No. The appellant argued that the Second Letters of Request were overbroad because they lacked any temporal limitation and required the production of irrelevant documents. The Court agreed with the judge’s findings that the evidence being sought was limited to documents relevant to the allegations concerning the hate-mail campaign as set out in the pleadings for the Florida Action.

The appellant also argued that the revisions the application judge made to the scope of documentary production exceeded the scope of his power to give directions. The Court disagreed and found the application judge’s exercise of discretion was reasonable in the circumstances.

(1) d) Did the application judge err by failing to decline recognition of the Second Letters of Request because of defects in the Florida Court’s process?

No. The appellant contended that the Second Letters of Request were issued as a result of a flawed process in the Florida Court; and that the application judge erred by not examining the Florida Court’s process. The Court found no merit in this ground of appeal. The Court applied the principle that an Ontario Court should give full faith and credit to the orders and judgments of a U.S. Court unless it is of the view that to do so would be contrary to the interests of justice or would infringe Canadian sovereignty. The application judge examined the process used by the Florida Court and considered the appellant’s complaint. However, the judge’s reasons clearly disclose that he was not persuaded that the process tainted the Second Letters of Request such that it would be contrary to the interests of justice to enforce them. The Court agreed, stating that comity requires that flexible rules be applied to such procedural differences. A Canadian Court must balance any possible infringement of Canadian sovereignty with the natural desire to assist foreign Courts.

(2) Should Leave to Appeal the Costs Order be Granted?

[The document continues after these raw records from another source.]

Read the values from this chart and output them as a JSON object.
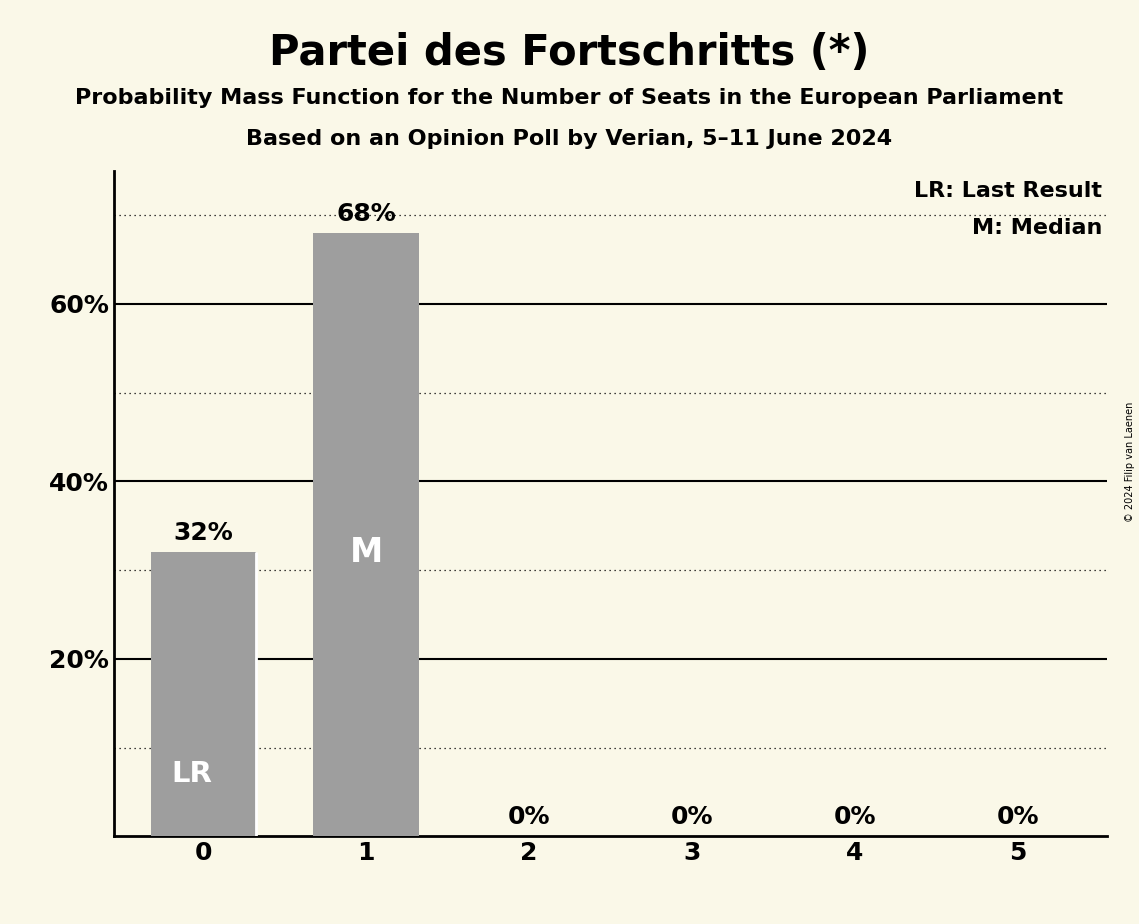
{
  "title": "Partei des Fortschritts (*)",
  "subtitle1": "Probability Mass Function for the Number of Seats in the European Parliament",
  "subtitle2": "Based on an Opinion Poll by Verian, 5–11 June 2024",
  "copyright": "© 2024 Filip van Laenen",
  "categories": [
    0,
    1,
    2,
    3,
    4,
    5
  ],
  "values": [
    0.32,
    0.68,
    0.0,
    0.0,
    0.0,
    0.0
  ],
  "bar_color": "#9e9e9e",
  "background_color": "#faf8e8",
  "last_result_seat": 0,
  "median_seat": 1,
  "labels": [
    "32%",
    "68%",
    "0%",
    "0%",
    "0%",
    "0%"
  ],
  "ylim": [
    0,
    0.75
  ],
  "ylabel_ticks": [
    0.2,
    0.4,
    0.6
  ],
  "ylabel_labels": [
    "20%",
    "40%",
    "60%"
  ],
  "dotted_gridlines": [
    0.1,
    0.3,
    0.5,
    0.7
  ],
  "solid_gridlines": [
    0.2,
    0.4,
    0.6
  ],
  "legend_lr": "LR: Last Result",
  "legend_m": "M: Median",
  "title_fontsize": 30,
  "subtitle_fontsize": 16,
  "label_fontsize": 18,
  "tick_fontsize": 18,
  "legend_fontsize": 16,
  "bar_width": 0.65
}
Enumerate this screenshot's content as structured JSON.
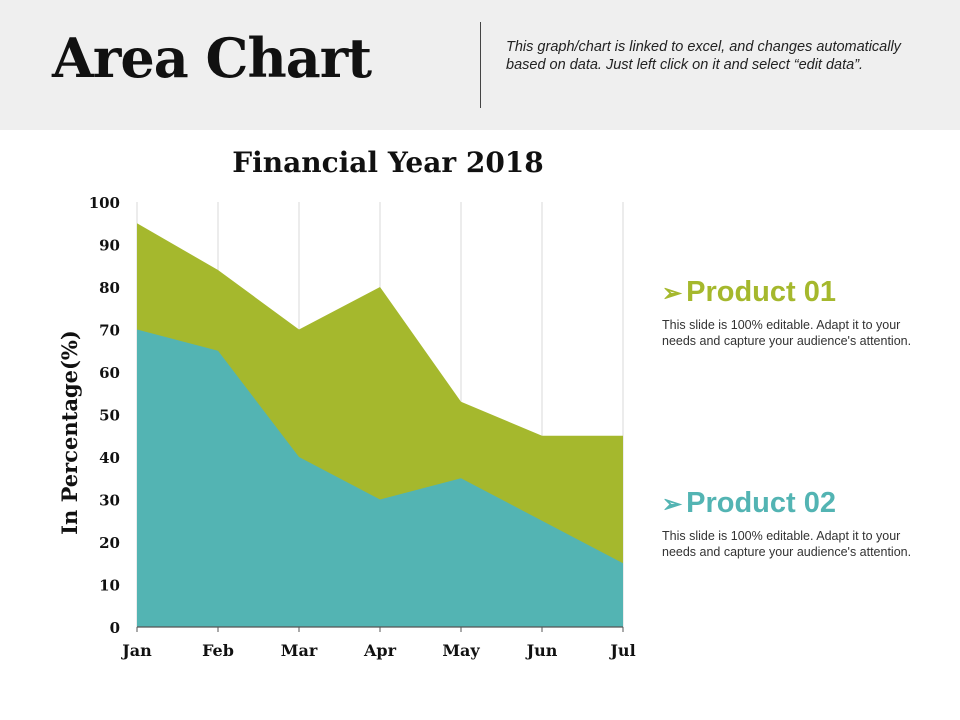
{
  "header": {
    "title": "Area Chart",
    "note": "This graph/chart is linked to excel, and changes automatically based on data. Just left click on it and select “edit data”."
  },
  "colors": {
    "product_01": "#a5b82d",
    "product_02": "#53b4b3",
    "gridline": "#d9d9d9"
  },
  "legend": [
    {
      "label": "Product 01",
      "icon": "arrowhead-icon",
      "description": "This slide is 100% editable. Adapt it to your needs and capture your audience's attention."
    },
    {
      "label": "Product 02",
      "icon": "arrowhead-icon",
      "description": "This slide is 100% editable. Adapt it to your needs and capture your audience's attention."
    }
  ],
  "chart_data": {
    "type": "area",
    "title": "Financial Year 2018",
    "ylabel": "In Percentage(%)",
    "xlabel": "",
    "categories": [
      "Jan",
      "Feb",
      "Mar",
      "Apr",
      "May",
      "Jun",
      "Jul"
    ],
    "ylim": [
      0,
      100
    ],
    "yticks": [
      0,
      10,
      20,
      30,
      40,
      50,
      60,
      70,
      80,
      90,
      100
    ],
    "grid": "vertical",
    "stacked": false,
    "legend_position": "right",
    "series": [
      {
        "name": "Product 01",
        "values": [
          95,
          84,
          70,
          80,
          53,
          45,
          45
        ]
      },
      {
        "name": "Product 02",
        "values": [
          70,
          65,
          40,
          30,
          35,
          25,
          15
        ]
      }
    ]
  }
}
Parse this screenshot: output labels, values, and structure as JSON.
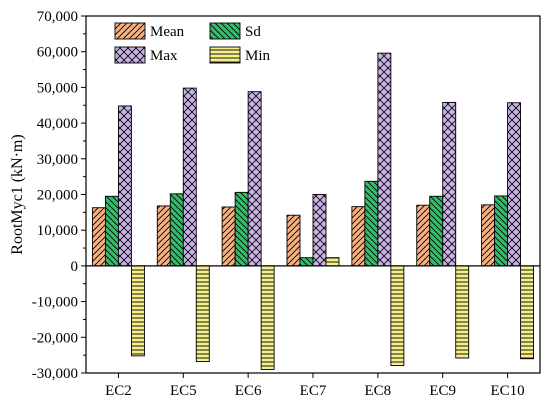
{
  "colors": {
    "Mean": "#f4b183",
    "Sd": "#2fbf6a",
    "Max": "#c9b3e6",
    "Min": "#f5f08a"
  },
  "patterns": {
    "Mean": "diag-forward",
    "Sd": "diag-back",
    "Max": "crosshatch",
    "Min": "horizontal"
  },
  "chart_data": {
    "type": "bar",
    "title": "",
    "xlabel": "",
    "ylabel": "RootMyc1 (kN·m)",
    "ylim": [
      -30000,
      70000
    ],
    "yticks": [
      -30000,
      -20000,
      -10000,
      0,
      10000,
      20000,
      30000,
      40000,
      50000,
      60000,
      70000
    ],
    "ytick_labels": [
      "-30,000",
      "-20,000",
      "-10,000",
      "0",
      "10,000",
      "20,000",
      "30,000",
      "40,000",
      "50,000",
      "60,000",
      "70,000"
    ],
    "categories": [
      "EC2",
      "EC5",
      "EC6",
      "EC7",
      "EC8",
      "EC9",
      "EC10"
    ],
    "legend_position": "top-left",
    "grid": false,
    "series": [
      {
        "name": "Mean",
        "values": [
          16300,
          16800,
          16500,
          14200,
          16600,
          17000,
          17100
        ]
      },
      {
        "name": "Sd",
        "values": [
          19500,
          20200,
          20600,
          2300,
          23700,
          19500,
          19600
        ]
      },
      {
        "name": "Max",
        "values": [
          44800,
          49800,
          48800,
          20000,
          59600,
          45800,
          45700
        ]
      },
      {
        "name": "Min",
        "values": [
          -25200,
          -26800,
          -29000,
          2300,
          -27900,
          -25800,
          -26000
        ]
      }
    ]
  }
}
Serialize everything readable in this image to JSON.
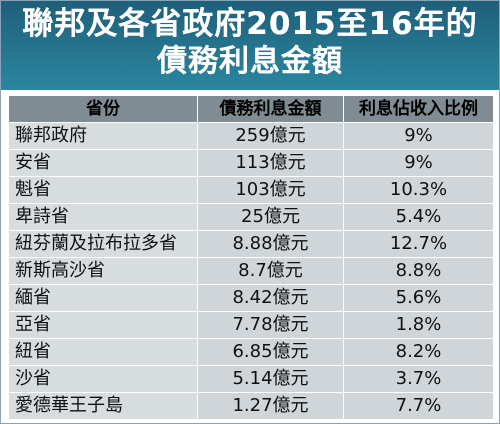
{
  "title": {
    "line1": "聯邦及各省政府2015至16年的",
    "line2": "債務利息金額"
  },
  "table": {
    "headers": [
      "省份",
      "債務利息金額",
      "利息佔收入比例"
    ],
    "rows": [
      [
        "聯邦政府",
        "259億元",
        "9%"
      ],
      [
        "安省",
        "113億元",
        "9%"
      ],
      [
        "魁省",
        "103億元",
        "10.3%"
      ],
      [
        "卑詩省",
        "25億元",
        "5.4%"
      ],
      [
        "紐芬蘭及拉布拉多省",
        "8.88億元",
        "12.7%"
      ],
      [
        "新斯高沙省",
        "8.7億元",
        "8.8%"
      ],
      [
        "緬省",
        "8.42億元",
        "5.6%"
      ],
      [
        "亞省",
        "7.78億元",
        "1.8%"
      ],
      [
        "紐省",
        "6.85億元",
        "8.2%"
      ],
      [
        "沙省",
        "5.14億元",
        "3.7%"
      ],
      [
        "愛德華王子島",
        "1.27億元",
        "7.7%"
      ]
    ]
  },
  "colors": {
    "header_bg_top": "#1f5f7a",
    "header_bg_bottom": "#2b86a0",
    "column_header_bg": "#7f8c93",
    "row_bg": "#cfd5d8"
  }
}
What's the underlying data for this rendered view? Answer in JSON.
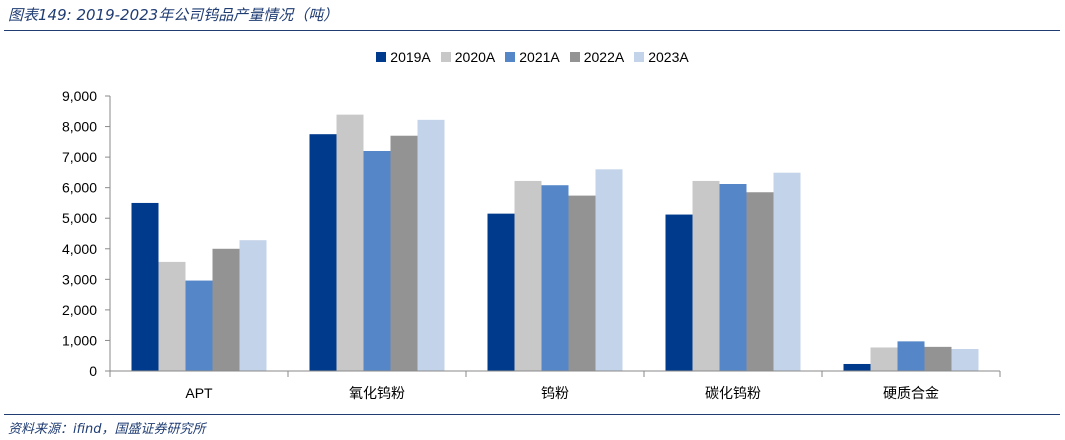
{
  "figure": {
    "title": "图表149:  2019-2023年公司钨品产量情况（吨）",
    "source": "资料来源：ifind，国盛证券研究所"
  },
  "chart_data": {
    "type": "bar",
    "title": "",
    "xlabel": "",
    "ylabel": "",
    "ylim": [
      0,
      9000
    ],
    "yticks": [
      0,
      1000,
      2000,
      3000,
      4000,
      5000,
      6000,
      7000,
      8000,
      9000
    ],
    "ytick_labels": [
      "0",
      "1,000",
      "2,000",
      "3,000",
      "4,000",
      "5,000",
      "6,000",
      "7,000",
      "8,000",
      "9,000"
    ],
    "grid": false,
    "legend_position": "top-center",
    "categories": [
      "APT",
      "氧化钨粉",
      "钨粉",
      "碳化钨粉",
      "硬质合金"
    ],
    "series": [
      {
        "name": "2019A",
        "color": "#003a8c",
        "values": [
          5500,
          7750,
          5150,
          5120,
          230
        ]
      },
      {
        "name": "2020A",
        "color": "#c8c8c8",
        "values": [
          3570,
          8390,
          6220,
          6220,
          770
        ]
      },
      {
        "name": "2021A",
        "color": "#5587c8",
        "values": [
          2960,
          7200,
          6080,
          6120,
          970
        ]
      },
      {
        "name": "2022A",
        "color": "#939393",
        "values": [
          4000,
          7700,
          5740,
          5850,
          790
        ]
      },
      {
        "name": "2023A",
        "color": "#c3d3ea",
        "values": [
          4280,
          8220,
          6600,
          6490,
          720
        ]
      }
    ]
  }
}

No. The application judge ordered that each party was required to bear its own costs. The appellant contended that the application judge tethered the costs determination to the outcome of the Florida proceedings, effectively awarding “costs in the cause” for a proceeding that was not before him. The appellant also argued that the judge erred by departing from the general principle that non-party respondents to applications to enforce letters of request are entitled to receive their costs on an elevated scale regardless of the outcome of the enforcement application. The Court did not find that the application judge tethered the Costs Order to the outcome of the Florida proceedings. Rather, the judge explained why the conduct of each party made it difficult for him to determine who was entitled to costs. Additionally, the jurisprudence did not establish any bright line rule regarding the award of costs on successful applications to enforce letters of request. Consequently, the application judge did not err in principle in awarding no costs, nor was his Costs Order wrong.